Prima riunione al ministero dell'Economia in vista del vertice di oggi sulla prossima manovra economica

ROMA. Prime mosse per la Finanziaria 2008. «Sarà una manovra snella e non conterrà nuove tasse», fanno sapere dal ministero dell'Economia. Al Tesoro si vedono per due ore il ministro Padoa-Schioppa, il viceministro Roberto Pinza, i sottosegretari, il direttore generale del Tesoro, Vittorio Grilli, il Ragioniere dello Stato, Mario Canzi, il direttore generale delle Finanze, Fabrizio Carotti. Assente il viceministro Vincenzo Visco. Confermati gli impegni di deficit per quest'anno (2,5%) e per il 2008 (2,2%).
Qualcosa, invece, deve cambiare per la crescita. E' lo stesso ministro Tommaso Padoa-Schioppa, alla luce della crisi dei mercati e della frenata dell'economia, a definire «ambizioso» l'obiettivo del +2% per il Pil. Un elemento questo che potrebbe precludere alla necessità di una correzione dei conti pubblici fino a questo momento esclusa.
Anche di questo si è parlato nel vertice, a cena, fra il presidente del consiglio, Romano Prodi, lo stesso Padoa-Schioppa, il sottosegretario alla presidenza Enrico Letta e il ministro dell'Attuazione del programma, Santagata. Mentre oggi, nella riunione del consiglio dei ministri, la Finanziaria sarà uno degli argomenti portanti anche se non previsto ufficialmente.

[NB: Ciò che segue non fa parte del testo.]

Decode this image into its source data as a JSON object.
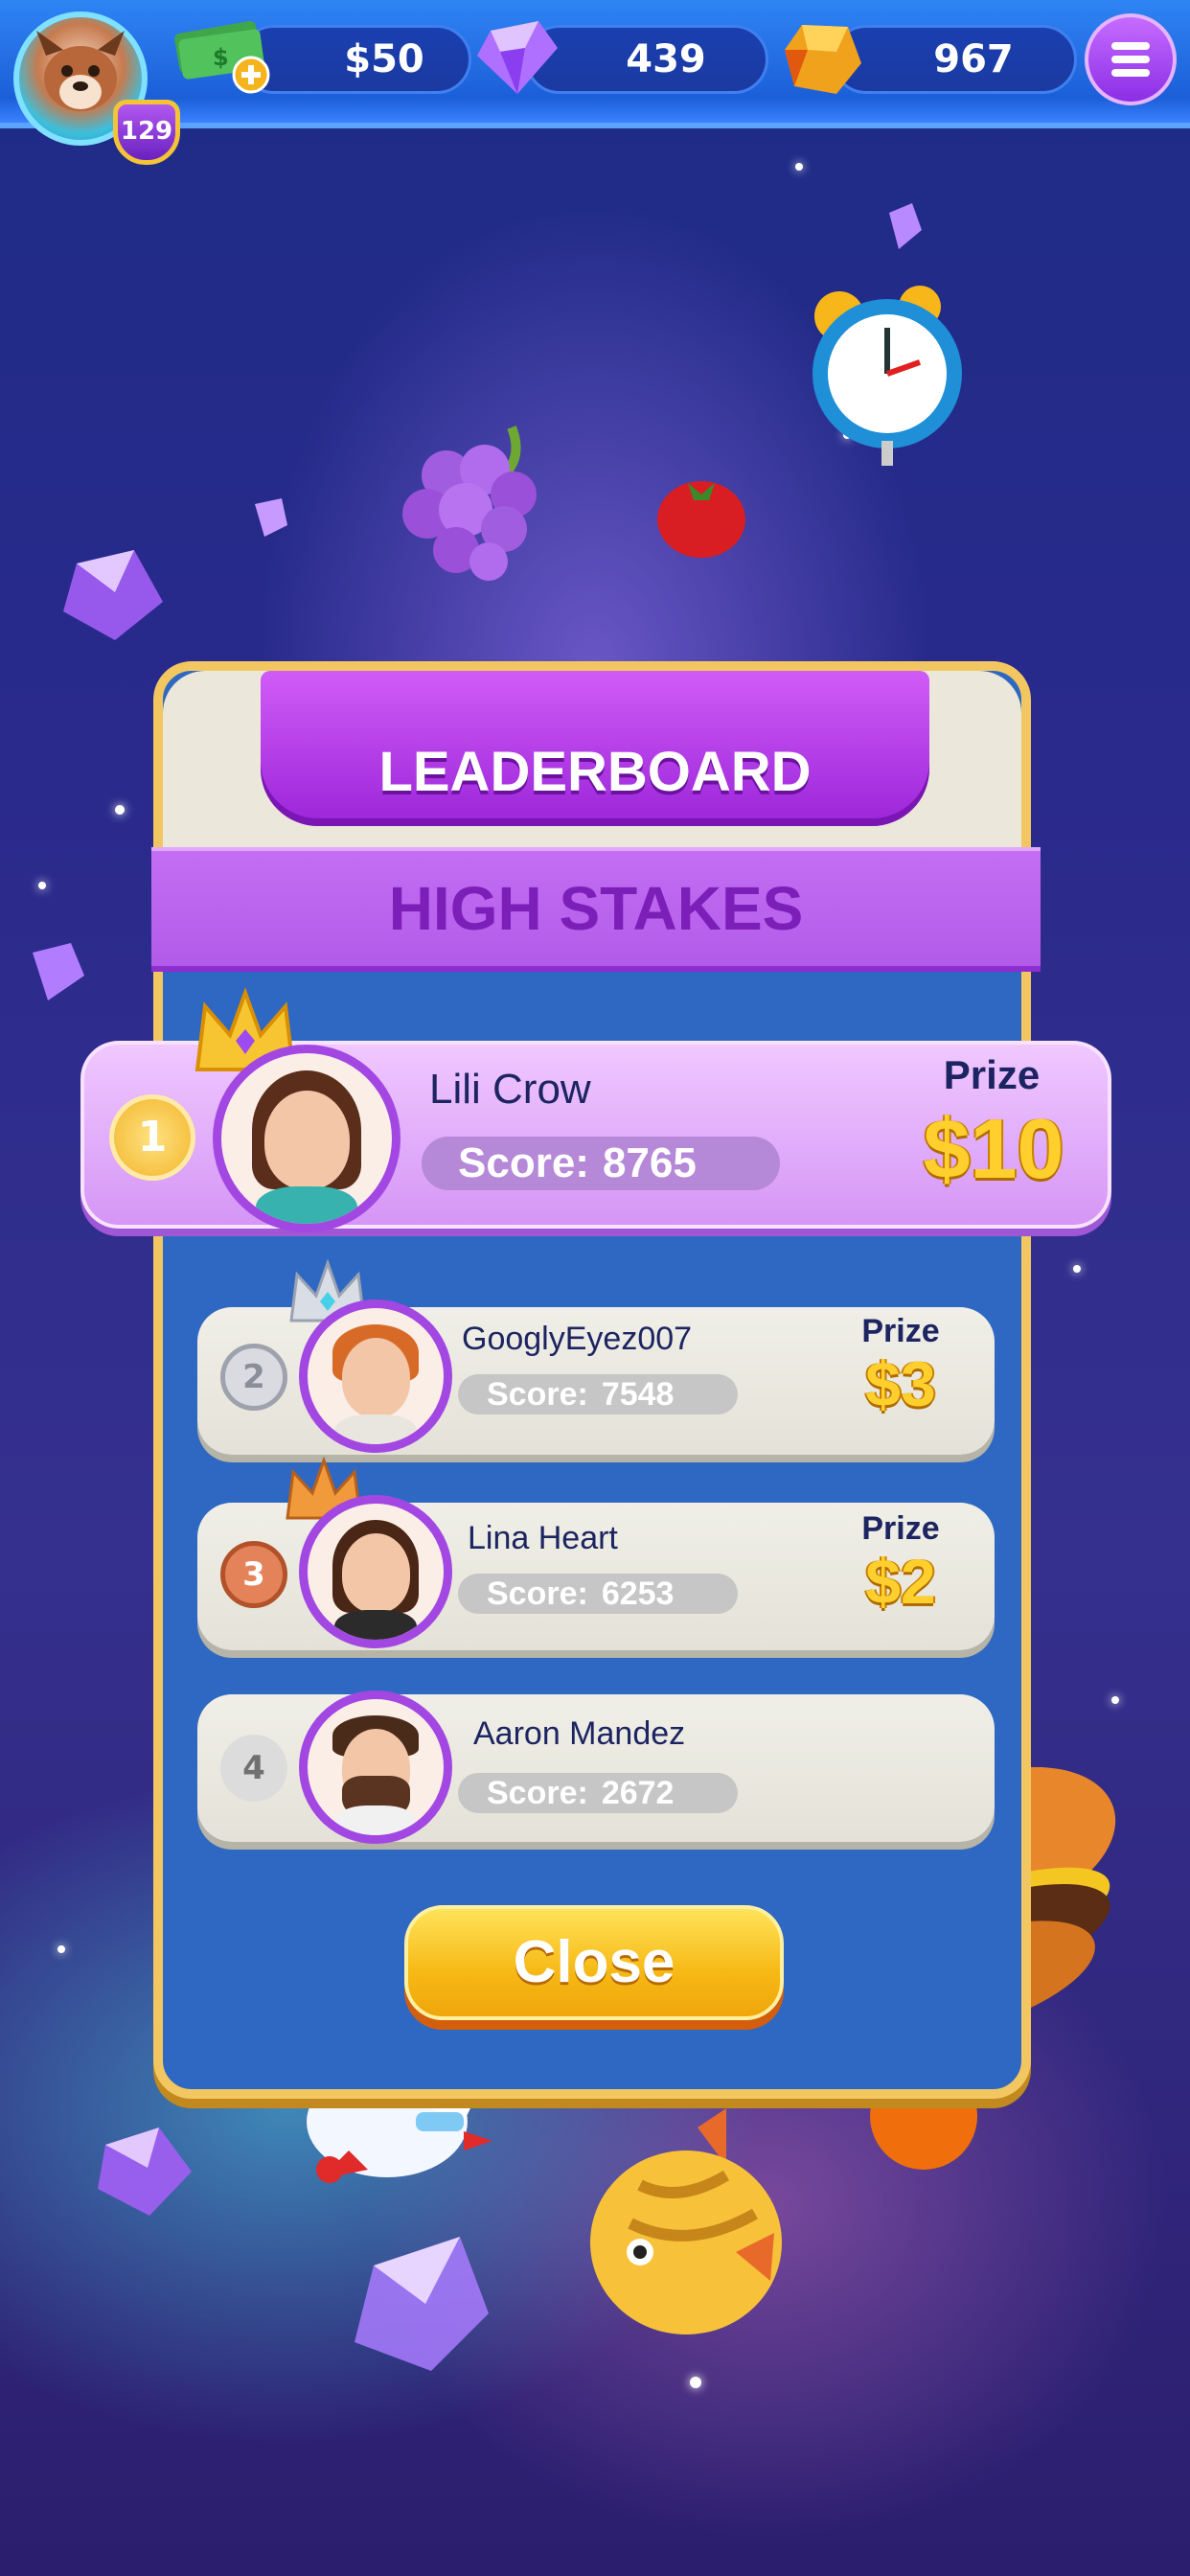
{
  "hud": {
    "player_level": "129",
    "cash": "$50",
    "gems": "439",
    "coins": "967"
  },
  "leaderboard": {
    "title": "LEADERBOARD",
    "subtitle": "HIGH STAKES",
    "score_label": "Score:",
    "prize_label": "Prize",
    "entries": [
      {
        "rank": "1",
        "name": "Lili Crow",
        "score": "8765",
        "prize": "$10"
      },
      {
        "rank": "2",
        "name": "GooglyEyez007",
        "score": "7548",
        "prize": "$3"
      },
      {
        "rank": "3",
        "name": "Lina Heart",
        "score": "6253",
        "prize": "$2"
      },
      {
        "rank": "4",
        "name": "Aaron Mandez",
        "score": "2672"
      }
    ],
    "close_label": "Close"
  },
  "icons": {
    "menu": "hamburger-menu-icon",
    "cash": "cash-plus-icon",
    "gem": "purple-gem-icon",
    "coin": "gold-coin-icon"
  },
  "colors": {
    "accent_purple": "#a347e3",
    "gold": "#ffcf2e",
    "panel_blue": "#2f68c2",
    "close_button": "#f6b814"
  }
}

Intanto dalla riunione tenuta in via XX Settembre filtrano alcune notizie. Per esempio che si è trattato di una riunione «soft», ma che non sono mancati richiami di Tommaso Padoa-Schioppa a chi in questi giorni, leggi Alfiero Grandi, si è lasciato andare a dichiarazioni che hanno scatenato polemiche. Il ministro è stato netto: «Non è opportuno - ha detto in sostanza - che ci siano sortite singole su argomenti che devono essere ancora affrontati politicamente».
Nella riunione si è parlato anche di Ici, anche in rapporto ai benefici fiscali della Chiesa e all'annunciata apertura di un'indagine da parte dell'Unione europea. L'abbattimento dell'Ici resta fra le misure che il governo vuole inserire in Finanziaria. Il percorso sarà graduale, l'obiettivo intermedio potrebbe essere quello di alzare l'esenzione fino a 290 euro, il che potrebbe significare la cancellazione dell'Ici per il 70% delle prime abitazioni. La scomparsa totale dell'Imposta comunale sugli immobili costerebbe 2 miliardi e mezzo di euro, una cifra troppo elevata se sommata alle spese già ipotizzate e a quelle che si trascina dietro la Finanziaria di quest'anno (circa 4 miliardi). Rischia di slittare anche la cedolare secca sugli affitti (1 miliardo e 400 milioni di mancato gettito al netto di un eventuale recupero di evasione). In tutto si parla di oltre 20 miliardi di euro, soldi che, e il ministro Padoa-Schioppa lo ha ribadito anche ieri, possono arrivare solo da tagli della spesa. Tanto che è stata ribadita la scadenza del 10 settembre per la presentazione delle richieste dei ministeri, richieste che devono contenere le indicazioni del taglio corrispondente. La tregua fiscale - è stato ribadito al ministero dell'Economia - sarà possibile solo grazie a un lavoro sul controllo della spesa».